The premiere of season six gave us a nice, long close-up of Jon’s corpse haloed by a purplish bloodstain, plus a genuinely affecting reaction shot from Ser Davos Seaworth (Liam Cunningham) as the permanence of the tragedy sunk in. But how permanent is it? This could be a double fake out that lulls plot guessers into complacency and makes his future resurrection feel “surprising” to all. Or he might just be dead — you never know on a show like Game of Thrones, which is basically a sadistic, gory, gloomily romantic, power-obsessed comic book for adults, something like the Godfather saga by way of Excalibur with a dash of the classic board game Risk.

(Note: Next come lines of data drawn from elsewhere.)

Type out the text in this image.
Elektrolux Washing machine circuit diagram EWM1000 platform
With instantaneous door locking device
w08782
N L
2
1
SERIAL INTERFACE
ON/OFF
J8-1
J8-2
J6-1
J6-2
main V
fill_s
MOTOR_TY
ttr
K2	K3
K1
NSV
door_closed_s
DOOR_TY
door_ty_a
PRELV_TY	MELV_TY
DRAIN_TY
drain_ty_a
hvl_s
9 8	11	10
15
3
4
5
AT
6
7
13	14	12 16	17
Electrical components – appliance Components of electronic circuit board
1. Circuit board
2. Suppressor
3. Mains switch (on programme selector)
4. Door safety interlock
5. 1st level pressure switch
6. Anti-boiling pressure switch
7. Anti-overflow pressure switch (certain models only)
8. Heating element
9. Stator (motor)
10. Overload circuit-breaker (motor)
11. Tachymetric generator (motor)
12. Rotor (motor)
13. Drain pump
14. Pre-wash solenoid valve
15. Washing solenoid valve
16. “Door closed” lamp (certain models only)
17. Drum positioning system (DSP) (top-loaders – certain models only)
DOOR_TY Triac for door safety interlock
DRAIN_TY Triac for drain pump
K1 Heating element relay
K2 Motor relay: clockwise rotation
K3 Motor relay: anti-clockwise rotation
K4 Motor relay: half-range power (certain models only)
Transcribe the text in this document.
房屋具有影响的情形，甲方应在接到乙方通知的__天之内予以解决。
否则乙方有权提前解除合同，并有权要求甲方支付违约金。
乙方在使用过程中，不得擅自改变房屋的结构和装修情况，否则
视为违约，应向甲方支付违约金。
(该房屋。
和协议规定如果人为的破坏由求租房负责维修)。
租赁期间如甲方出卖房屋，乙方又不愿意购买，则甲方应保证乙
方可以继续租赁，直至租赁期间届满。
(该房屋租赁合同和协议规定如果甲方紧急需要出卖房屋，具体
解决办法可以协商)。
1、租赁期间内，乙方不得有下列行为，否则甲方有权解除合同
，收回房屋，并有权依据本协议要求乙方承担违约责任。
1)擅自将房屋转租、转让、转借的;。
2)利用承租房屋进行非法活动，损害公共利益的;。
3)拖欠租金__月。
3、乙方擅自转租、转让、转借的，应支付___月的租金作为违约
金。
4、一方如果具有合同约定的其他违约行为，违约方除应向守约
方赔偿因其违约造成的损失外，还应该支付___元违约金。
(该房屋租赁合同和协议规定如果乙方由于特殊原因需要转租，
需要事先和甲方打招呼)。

And you especially can’t know now, with executive producers David Benioff and D.B. Weiss having more or less run out of rail laid by George R.R. Martin’s source novels, giving them more latitude. It’s no longer a matter of switching events around slightly on a timeline, combining minor characters or shifting the point-of-view of a scene. Martin and the show could seriously diverge from here on out. That’s exciting because it puts non-Martin readers (a category that includes this critic) and the novel’s millions of fans on the same level playing field, and ensures that the book series, should Martin ever complete it, will be surprising, too. (Ancillary benefit: We no longer have to worry about people who’ve read the novels barging into recap comments threads to tell you what happens next while pretending that’s not what they’re doing.)
Is the necklace the source of Melisandre’s power? Apparently not, since she’s removed it in the past. There’s no way I would know something like that if I didn’t have Thronie friends; I can barely keep all the family trees and hierarchical structures straight without a chart in front of me. The details are often less important than the emotions of the main characters, which at their best, are captured with the forceful purity of late-period silent cinema. The blind face of Arya (Maise Williams) is an image that D.W. Griffith would’ve made iconic; she’s become my favorite character because, even though almost every major character on the show has been through hell several times, she’s had it worst. A close second is Sansa (Sophie Turner), who flees her horrid circumstances with the traumatized torture victim Theon/Reek (Alfie Allen), bonds with him in ways that seem to draw out his buried humanity again, and accepts the protection of Podrick Payne (Daniel Portman) and Brienne of Tarth (Gwendoline Christie, whose feral murder-growl was showcased in an intimate but exciting swords-and-horses sequence).
Brienne’s awesomeness fused with another subplot, which found Daenerys (Emilia Clark) being shipped off to the horse barbarian capital Vaes Dothrak, where the widows of chieftains are supposed to live out the rest of their days. Time and again, Thrones has given its female characters a form of agency only to turn around and rape, imprison, torture or kill them, as if unconsciously trying to right some perceived cosmic imbalance and keep dudes from feeling threatened. Daenerys’s situation, though, seems like one that could be solved with a bit of the same Homeric pluck showcased by Penelope. Also encouraging: The deep grief expressed by Cersei (Lena Headey) toward her dead daughter, Myrcella, returned in casket by her brother-lover Jaime Lannister (Nikolaj Coster-Waldau). Game of Thrones, like The Sopranos before it, is not a hit because of its tender evocations of basic human emotions; it’s the dragons and zombies and nudity and gore that make it mainstream-popular. But there are times when the drama becomes its own kind of spectacle, and there were many moments like that in the premiere. It’s too early to say for sure, but the first episode of the first post-Martin season already feels more woman-friendly, indeed a tad warmer and more embracing overall, than the preceding 50 episodes, which could feel thrillingly atavistic and occasionally inspiring but also cold, manipulative, and needlessly vicious. The world the characters inhabit is still a hugely dangerous one, but at no point did I feel as though the writers were showing us beautiful butterflies in preparation of pulling their wings off.